Ali Fadhil, who two months ago won the Foreign Press Association young journalist of the year award, was hooded and taken for questioning. He was released hours later.
That surely sounds like democracy on the march, doesn't it? Innocent man, sleeping, with his family, in his home. Bullets. Hood. Questioning. Guess he forgot to keep the little tag that reads "press" slipped into the band of his fedora.
Dr Fadhil is working with Guardian Films on an investigation for Channel 4's Dispatches programme into claims that tens of millions of dollars worth of Iraqi funds held by the Americans and British have been misused or misappropriated.
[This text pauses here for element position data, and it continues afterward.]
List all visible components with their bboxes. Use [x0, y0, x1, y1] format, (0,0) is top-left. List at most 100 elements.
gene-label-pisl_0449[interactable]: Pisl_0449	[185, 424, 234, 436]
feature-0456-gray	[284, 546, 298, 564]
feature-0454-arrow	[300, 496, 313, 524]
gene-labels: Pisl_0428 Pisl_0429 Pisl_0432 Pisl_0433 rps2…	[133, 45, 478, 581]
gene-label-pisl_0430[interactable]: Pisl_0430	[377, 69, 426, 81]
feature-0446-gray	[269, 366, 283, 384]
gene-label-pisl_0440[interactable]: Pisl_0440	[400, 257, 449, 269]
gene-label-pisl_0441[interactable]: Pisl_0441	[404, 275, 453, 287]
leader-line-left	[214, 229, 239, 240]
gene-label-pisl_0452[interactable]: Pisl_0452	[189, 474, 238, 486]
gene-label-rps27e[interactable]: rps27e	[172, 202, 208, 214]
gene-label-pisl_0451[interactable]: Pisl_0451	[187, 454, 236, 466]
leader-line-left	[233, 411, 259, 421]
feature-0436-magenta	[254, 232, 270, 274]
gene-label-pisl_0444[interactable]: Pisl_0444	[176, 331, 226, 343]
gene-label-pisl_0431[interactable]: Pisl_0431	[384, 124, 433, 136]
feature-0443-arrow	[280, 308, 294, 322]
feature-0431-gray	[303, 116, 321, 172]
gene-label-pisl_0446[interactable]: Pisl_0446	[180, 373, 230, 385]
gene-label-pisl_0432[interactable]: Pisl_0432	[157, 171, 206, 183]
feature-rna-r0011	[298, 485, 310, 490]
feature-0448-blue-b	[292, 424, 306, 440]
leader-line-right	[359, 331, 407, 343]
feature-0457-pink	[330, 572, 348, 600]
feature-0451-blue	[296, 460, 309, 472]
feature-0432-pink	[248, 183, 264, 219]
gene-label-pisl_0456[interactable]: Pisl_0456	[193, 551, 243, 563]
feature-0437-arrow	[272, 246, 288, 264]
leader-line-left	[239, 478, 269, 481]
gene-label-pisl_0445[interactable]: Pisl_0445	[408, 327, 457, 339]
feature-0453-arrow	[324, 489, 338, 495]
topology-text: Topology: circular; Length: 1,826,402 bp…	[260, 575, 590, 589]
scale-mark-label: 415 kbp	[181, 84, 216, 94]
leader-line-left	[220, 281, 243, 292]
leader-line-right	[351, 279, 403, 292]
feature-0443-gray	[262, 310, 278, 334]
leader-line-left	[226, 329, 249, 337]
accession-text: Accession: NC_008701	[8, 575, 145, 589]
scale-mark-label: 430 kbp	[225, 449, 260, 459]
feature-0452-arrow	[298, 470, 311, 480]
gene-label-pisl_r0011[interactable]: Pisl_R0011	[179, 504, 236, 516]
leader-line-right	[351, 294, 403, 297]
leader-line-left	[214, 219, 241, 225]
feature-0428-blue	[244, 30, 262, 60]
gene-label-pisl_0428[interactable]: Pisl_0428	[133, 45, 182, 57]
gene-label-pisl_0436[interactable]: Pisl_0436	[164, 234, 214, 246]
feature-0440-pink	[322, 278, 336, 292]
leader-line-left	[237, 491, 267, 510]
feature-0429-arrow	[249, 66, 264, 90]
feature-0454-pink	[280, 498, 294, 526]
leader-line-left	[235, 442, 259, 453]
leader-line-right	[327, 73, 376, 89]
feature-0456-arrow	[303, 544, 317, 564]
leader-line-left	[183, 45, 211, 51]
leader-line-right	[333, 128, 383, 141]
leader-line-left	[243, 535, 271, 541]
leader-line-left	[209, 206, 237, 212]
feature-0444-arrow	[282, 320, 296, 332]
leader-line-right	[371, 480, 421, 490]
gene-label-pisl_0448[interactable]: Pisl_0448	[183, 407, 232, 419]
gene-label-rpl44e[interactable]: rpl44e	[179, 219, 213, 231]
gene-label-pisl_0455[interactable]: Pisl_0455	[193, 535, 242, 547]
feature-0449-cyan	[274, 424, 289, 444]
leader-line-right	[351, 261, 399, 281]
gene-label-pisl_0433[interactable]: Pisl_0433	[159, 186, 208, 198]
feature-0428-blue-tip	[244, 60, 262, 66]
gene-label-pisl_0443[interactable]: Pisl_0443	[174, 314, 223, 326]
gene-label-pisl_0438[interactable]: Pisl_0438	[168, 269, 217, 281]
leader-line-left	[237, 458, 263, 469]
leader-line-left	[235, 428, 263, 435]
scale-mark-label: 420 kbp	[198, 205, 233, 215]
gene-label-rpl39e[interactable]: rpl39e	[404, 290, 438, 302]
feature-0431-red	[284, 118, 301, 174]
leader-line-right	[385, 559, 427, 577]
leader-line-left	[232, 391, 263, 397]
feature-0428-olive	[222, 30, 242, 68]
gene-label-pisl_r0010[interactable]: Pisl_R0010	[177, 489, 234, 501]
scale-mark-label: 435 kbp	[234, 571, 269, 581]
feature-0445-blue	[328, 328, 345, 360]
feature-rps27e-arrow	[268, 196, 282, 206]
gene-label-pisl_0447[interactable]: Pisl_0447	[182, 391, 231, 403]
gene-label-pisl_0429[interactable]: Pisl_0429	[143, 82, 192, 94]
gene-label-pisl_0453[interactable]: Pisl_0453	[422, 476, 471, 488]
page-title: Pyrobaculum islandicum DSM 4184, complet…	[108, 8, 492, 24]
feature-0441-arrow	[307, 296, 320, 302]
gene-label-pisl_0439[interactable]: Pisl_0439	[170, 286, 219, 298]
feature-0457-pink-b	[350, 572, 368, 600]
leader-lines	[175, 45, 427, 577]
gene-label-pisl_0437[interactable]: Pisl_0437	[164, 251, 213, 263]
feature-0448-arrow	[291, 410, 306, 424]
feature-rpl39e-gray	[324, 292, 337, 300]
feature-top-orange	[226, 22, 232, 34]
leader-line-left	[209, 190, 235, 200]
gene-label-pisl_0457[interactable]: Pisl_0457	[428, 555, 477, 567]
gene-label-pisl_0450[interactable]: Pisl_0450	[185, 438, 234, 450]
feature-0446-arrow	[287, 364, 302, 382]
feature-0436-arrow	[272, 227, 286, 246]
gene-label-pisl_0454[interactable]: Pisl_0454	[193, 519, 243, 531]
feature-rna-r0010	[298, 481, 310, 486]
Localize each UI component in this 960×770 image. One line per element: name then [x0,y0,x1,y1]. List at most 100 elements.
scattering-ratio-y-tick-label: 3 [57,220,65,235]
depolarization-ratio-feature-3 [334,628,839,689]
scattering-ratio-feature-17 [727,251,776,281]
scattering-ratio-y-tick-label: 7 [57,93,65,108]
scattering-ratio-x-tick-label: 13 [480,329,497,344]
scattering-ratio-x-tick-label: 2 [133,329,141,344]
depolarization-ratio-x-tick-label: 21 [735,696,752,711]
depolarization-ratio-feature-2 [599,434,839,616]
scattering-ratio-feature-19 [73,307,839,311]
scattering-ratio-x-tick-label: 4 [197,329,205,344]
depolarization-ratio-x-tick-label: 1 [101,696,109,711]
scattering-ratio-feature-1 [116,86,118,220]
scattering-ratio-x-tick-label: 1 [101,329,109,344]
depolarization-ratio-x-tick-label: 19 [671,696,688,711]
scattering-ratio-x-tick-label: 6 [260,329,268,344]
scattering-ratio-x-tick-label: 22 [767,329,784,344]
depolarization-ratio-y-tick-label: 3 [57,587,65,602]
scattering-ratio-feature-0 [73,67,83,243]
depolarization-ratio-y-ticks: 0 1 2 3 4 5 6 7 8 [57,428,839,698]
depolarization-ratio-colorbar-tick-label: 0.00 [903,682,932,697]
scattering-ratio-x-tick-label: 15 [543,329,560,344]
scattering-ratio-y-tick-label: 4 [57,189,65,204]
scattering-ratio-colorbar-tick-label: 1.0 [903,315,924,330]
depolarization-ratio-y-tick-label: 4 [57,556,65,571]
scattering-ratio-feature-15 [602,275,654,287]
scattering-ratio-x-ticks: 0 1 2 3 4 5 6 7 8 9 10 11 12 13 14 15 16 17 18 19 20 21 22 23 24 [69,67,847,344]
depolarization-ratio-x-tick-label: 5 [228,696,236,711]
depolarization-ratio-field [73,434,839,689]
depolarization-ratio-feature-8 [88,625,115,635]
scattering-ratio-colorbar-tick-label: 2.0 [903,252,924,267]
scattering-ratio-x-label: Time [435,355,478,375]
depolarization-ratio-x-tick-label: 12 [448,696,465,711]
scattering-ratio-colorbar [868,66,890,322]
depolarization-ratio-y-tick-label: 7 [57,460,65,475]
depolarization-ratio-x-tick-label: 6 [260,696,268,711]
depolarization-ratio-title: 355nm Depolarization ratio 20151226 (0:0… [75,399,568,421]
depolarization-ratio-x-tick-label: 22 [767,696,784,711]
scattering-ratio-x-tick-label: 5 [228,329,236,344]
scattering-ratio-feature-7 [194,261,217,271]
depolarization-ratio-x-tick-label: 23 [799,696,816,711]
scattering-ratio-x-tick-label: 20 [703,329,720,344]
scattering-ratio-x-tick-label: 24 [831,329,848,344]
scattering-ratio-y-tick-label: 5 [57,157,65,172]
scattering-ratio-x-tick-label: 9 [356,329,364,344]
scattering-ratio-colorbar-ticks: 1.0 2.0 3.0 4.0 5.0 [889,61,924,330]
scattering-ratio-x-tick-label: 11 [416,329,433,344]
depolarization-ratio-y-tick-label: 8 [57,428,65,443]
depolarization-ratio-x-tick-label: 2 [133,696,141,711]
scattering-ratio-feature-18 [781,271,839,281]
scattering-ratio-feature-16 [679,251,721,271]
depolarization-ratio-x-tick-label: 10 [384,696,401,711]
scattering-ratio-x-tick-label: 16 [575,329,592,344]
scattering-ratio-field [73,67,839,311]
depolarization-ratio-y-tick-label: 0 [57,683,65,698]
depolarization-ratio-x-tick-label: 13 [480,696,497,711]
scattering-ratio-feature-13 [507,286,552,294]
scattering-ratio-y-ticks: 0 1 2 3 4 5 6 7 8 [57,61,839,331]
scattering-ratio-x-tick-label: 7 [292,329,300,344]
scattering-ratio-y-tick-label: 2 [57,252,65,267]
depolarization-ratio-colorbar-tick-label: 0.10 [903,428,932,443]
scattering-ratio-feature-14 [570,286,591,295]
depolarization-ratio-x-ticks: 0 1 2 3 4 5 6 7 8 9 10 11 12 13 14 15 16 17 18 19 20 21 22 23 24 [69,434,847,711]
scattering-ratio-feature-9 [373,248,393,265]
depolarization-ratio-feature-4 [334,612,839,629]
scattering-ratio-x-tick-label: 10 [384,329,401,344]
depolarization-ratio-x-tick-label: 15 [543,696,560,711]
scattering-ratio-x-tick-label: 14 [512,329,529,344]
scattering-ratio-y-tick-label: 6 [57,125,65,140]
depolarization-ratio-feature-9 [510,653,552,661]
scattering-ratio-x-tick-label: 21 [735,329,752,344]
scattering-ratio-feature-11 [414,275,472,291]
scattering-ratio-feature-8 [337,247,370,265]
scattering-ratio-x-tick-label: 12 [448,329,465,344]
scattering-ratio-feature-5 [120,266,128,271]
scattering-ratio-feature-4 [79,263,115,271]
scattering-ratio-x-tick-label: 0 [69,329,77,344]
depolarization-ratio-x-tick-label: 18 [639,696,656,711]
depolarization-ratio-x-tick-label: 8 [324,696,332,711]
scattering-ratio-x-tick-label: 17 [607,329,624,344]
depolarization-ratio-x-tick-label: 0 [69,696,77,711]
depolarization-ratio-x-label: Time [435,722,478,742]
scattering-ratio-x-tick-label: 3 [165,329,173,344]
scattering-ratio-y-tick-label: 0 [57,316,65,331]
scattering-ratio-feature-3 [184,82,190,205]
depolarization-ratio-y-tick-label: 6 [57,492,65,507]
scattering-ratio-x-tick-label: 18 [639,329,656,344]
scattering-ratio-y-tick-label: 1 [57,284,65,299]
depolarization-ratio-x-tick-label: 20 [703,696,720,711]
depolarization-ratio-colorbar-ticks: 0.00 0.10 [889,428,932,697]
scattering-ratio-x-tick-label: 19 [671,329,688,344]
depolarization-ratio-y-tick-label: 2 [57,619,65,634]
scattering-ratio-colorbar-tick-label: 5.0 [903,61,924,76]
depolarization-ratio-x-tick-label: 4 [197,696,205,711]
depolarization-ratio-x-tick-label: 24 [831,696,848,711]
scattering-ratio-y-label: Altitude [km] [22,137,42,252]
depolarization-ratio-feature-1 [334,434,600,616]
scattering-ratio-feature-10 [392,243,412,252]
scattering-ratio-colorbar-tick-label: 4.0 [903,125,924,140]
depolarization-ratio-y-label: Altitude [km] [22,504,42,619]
Purely a coincidence. There had to be some reason they burst into his home beyond he was working on some real journalism that wouldn't make the U.S. look good.
The troops told Dr Fadhil that they were looking for an Iraqi insurgent...
I guess random firing into an apartment is the best way to bring down an Iraqi insurgent--sort of like tapping 100s of phones hoping to nail one suspicious call.
and seized video tapes he had shot for the programme. These have not yet been returned.
I sure bet those tapes are coming back. Or maybe they will, for NPR's Morning Edition ran an interview with Ali Fadhil today that included the revelations that:
1) he was released outside the Green Zone close to the very dangerous airport (not sure why they couldn't take him back home directly--guess they have mileage limitations);
2) three other neighbors were arrested, if that's the term for being shanghaied, and they remained in jail;
3) he was given $1000 for his house damages and $500 for his detention time;
4) his neighbors, whose homes were more badly damaged, got zip.
So, is $1500 the going rate to keep quiet in Baghdad? Fadhil is quoted as saying he did believe it was a case of mistaken identity. But what would you say? You might not like bullets blasting over your sleeping children's heads and figure it was time to make nice.